Dessa forma, revisitando o assunto em tela, este DREI, com base nas disposições contidas no
art. 229 da Lei nº 6.404, de 1976, vigente,
conclui, neste momento, pela
impossibilidade legal de registro e
arquivamento de operação de cisão, parcial ou total, entre Fundo de Investimento em Participações - FIP
e sociedades empresárias
, considerando-se o entendimento de que aquele não possui personalidade
jurídica, não se tratando de sociedade, sendo, por conseguinte, figura distinta daquela permitida no
dispositivo legal, razão pela qual toda e qualquer interpretação que estenda a disposição externada no
artigo 229 a outros modelos jurídicos não contemplados deve ser analisada com prudência, considerando a
literalidade da lei. Veja-se:
Art. 229.
A cisão é a operação pela qual a companhia transfere parcelas do seu patrimônio
para uma ou mais sociedades
,
constituídas para esse fim ou já existentes, extinguindo-se a
companhia cindida, se houver versão de todo o seu patrimônio, ou dividindo-se o seu capital,
se parcial a versão.
§ 1º Sem prejuízo do disposto no artigo 233, a sociedade que absorver parcela do patrimônio
da companhia cindida sucede a esta nos direitos e obrigações relacionados no ato da cisão;
no caso de cisão com extinção, as sociedades que absorverem parcelas do patrimônio da
companhia cindida sucederão a esta, na proporção dos patrimônios líquidos transferidos, nos
direitos e obrigações não relacionados.
§ 2º Na cisão com versão de parcela do patrimônio em sociedade nova, a operação será
deliberada pela assembleia geral da companhia à vista de justificação que incluirá as
informações de que tratam os números do artigo 224; a assembleia, se a aprovar, nomeará os
peritos que avaliarão a parcela do patrimônio a ser transferida, e funcionará como assembleia
de constituição da nova companhia.
§ 3º A cisão com versão de parcela de patrimônio em sociedade já existente obedecerá às
Ofício Circular 35 FIP cisão Sociedade (47846089) SEI 19974.100214/2019-14 / pg. 2
disposições sobre incorporação (artigo 227).

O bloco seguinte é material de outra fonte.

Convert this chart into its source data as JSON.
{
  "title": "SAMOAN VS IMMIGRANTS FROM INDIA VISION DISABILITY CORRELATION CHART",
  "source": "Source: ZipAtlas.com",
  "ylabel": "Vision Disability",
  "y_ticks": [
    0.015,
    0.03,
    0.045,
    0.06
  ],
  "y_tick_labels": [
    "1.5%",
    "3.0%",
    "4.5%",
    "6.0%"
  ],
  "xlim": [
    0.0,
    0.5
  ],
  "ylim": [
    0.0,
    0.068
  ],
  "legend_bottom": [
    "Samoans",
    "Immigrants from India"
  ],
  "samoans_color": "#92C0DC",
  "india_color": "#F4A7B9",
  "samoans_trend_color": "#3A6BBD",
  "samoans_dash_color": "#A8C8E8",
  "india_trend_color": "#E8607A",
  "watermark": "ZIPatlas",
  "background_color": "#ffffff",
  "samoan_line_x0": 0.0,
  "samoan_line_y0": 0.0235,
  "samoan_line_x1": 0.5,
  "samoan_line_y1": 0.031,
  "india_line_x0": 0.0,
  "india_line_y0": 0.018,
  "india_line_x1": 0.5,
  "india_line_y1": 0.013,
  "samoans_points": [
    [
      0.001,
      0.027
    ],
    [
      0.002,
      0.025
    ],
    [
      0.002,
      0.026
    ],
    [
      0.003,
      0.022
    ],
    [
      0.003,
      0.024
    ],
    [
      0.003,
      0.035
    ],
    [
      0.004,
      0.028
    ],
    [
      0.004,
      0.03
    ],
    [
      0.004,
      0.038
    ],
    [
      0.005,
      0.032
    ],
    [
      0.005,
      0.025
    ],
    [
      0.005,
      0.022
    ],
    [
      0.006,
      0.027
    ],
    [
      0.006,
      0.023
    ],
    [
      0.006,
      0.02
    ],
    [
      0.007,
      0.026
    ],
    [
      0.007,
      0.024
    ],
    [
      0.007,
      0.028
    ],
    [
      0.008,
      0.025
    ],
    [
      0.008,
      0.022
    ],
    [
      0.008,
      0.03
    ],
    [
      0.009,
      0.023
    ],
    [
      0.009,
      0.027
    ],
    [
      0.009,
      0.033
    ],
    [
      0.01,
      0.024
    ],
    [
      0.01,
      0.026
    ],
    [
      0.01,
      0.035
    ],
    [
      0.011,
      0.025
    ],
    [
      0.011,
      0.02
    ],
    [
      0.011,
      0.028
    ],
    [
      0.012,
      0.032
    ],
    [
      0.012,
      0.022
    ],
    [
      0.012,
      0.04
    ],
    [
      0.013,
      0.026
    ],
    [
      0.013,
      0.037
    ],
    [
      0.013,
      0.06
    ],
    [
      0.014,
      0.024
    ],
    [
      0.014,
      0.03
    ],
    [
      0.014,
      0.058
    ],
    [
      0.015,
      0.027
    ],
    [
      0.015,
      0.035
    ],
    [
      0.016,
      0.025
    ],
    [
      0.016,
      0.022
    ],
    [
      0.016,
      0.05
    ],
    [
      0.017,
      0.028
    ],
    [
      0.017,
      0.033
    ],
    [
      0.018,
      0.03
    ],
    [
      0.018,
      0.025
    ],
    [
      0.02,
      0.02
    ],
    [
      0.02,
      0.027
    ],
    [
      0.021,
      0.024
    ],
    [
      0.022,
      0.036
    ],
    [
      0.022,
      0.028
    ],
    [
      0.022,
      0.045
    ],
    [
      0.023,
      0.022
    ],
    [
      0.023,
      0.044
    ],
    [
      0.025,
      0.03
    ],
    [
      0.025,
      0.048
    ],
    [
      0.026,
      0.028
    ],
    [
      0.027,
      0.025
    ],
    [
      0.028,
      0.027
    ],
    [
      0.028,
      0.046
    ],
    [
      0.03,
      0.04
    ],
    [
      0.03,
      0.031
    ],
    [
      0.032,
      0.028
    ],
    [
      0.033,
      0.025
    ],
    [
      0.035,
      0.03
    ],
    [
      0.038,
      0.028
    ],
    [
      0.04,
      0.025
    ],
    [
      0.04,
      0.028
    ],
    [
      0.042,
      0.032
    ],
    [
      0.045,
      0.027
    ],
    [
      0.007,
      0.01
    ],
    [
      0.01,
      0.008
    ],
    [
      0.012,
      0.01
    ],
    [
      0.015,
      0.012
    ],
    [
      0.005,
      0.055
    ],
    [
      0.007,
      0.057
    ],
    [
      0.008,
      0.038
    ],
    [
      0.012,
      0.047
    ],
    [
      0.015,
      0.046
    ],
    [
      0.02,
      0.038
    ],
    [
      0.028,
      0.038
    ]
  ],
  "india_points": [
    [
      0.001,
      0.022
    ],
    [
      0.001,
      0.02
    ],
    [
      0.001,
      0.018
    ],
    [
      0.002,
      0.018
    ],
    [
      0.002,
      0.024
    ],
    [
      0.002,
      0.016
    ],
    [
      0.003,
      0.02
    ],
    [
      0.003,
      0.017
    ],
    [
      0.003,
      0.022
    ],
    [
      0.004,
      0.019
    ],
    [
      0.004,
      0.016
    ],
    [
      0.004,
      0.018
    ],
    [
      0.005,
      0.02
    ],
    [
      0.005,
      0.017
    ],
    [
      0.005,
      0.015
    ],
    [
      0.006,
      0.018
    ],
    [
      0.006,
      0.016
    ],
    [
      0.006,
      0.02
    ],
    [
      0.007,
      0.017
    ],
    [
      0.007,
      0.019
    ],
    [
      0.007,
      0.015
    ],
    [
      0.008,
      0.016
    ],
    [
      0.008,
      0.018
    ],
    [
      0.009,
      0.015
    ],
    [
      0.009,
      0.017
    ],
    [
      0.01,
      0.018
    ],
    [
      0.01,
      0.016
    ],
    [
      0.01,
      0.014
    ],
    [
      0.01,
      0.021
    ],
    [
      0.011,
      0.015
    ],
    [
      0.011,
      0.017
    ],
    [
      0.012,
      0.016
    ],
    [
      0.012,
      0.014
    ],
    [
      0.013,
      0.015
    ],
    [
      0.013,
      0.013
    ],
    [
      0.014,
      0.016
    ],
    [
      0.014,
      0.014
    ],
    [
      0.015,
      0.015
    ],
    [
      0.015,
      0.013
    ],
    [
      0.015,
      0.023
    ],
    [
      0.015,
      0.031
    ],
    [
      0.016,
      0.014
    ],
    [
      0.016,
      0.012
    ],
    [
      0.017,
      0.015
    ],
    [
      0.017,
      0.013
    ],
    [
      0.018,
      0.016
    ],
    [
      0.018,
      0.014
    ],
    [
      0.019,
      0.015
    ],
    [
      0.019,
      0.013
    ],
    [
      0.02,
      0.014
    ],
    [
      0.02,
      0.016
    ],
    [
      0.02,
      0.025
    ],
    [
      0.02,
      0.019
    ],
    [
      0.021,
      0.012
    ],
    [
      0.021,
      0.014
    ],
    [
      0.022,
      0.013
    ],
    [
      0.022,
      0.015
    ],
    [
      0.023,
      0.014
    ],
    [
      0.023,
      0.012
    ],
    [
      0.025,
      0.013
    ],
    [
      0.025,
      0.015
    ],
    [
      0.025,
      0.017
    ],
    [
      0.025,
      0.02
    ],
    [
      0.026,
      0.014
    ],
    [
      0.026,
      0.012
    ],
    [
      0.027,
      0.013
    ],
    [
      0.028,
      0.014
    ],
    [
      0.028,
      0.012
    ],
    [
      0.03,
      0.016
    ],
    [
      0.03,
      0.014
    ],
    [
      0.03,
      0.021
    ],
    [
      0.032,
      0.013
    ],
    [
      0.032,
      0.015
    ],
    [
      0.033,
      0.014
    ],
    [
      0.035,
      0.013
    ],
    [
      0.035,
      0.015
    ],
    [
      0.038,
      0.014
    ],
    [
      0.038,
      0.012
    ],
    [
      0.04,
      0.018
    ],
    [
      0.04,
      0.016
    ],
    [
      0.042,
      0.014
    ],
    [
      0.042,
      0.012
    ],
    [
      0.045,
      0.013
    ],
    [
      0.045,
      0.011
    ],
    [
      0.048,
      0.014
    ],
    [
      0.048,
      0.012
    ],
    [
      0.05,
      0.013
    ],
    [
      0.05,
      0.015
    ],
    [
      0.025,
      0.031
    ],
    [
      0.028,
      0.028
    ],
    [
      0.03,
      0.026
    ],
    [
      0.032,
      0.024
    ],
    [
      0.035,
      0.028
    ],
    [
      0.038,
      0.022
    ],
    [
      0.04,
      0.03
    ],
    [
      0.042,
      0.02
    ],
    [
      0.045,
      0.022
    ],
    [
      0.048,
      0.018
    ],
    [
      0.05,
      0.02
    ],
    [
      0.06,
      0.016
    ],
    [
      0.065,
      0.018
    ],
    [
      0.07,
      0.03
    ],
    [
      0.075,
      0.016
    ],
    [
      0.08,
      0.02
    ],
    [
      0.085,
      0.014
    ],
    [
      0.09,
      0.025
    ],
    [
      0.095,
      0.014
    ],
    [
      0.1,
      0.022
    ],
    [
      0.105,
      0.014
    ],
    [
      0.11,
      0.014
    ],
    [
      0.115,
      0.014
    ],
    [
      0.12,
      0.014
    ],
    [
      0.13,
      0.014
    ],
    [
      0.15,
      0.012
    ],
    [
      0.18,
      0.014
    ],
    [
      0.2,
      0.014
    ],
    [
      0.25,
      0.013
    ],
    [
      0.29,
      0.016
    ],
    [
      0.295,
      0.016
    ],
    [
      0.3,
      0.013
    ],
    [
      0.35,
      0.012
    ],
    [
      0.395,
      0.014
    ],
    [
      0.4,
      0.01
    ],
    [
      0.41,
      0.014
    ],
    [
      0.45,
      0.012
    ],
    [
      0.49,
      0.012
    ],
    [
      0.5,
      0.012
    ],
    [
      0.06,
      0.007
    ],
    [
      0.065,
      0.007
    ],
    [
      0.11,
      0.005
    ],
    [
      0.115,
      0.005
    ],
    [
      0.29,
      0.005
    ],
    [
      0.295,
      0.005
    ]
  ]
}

§ 4º Efetivada a cisão com extinção da companhia cindida, caberá aos administradores das
sociedades que tiverem absorvido parcelas do seu patrimônio promover o arquivamento e
publicação dos atos da operação; na cisão com versão parcial do patrimônio, esse dever
caberá aos administradores da companhia cindida e da que absorver parcela do seu
patrimônio.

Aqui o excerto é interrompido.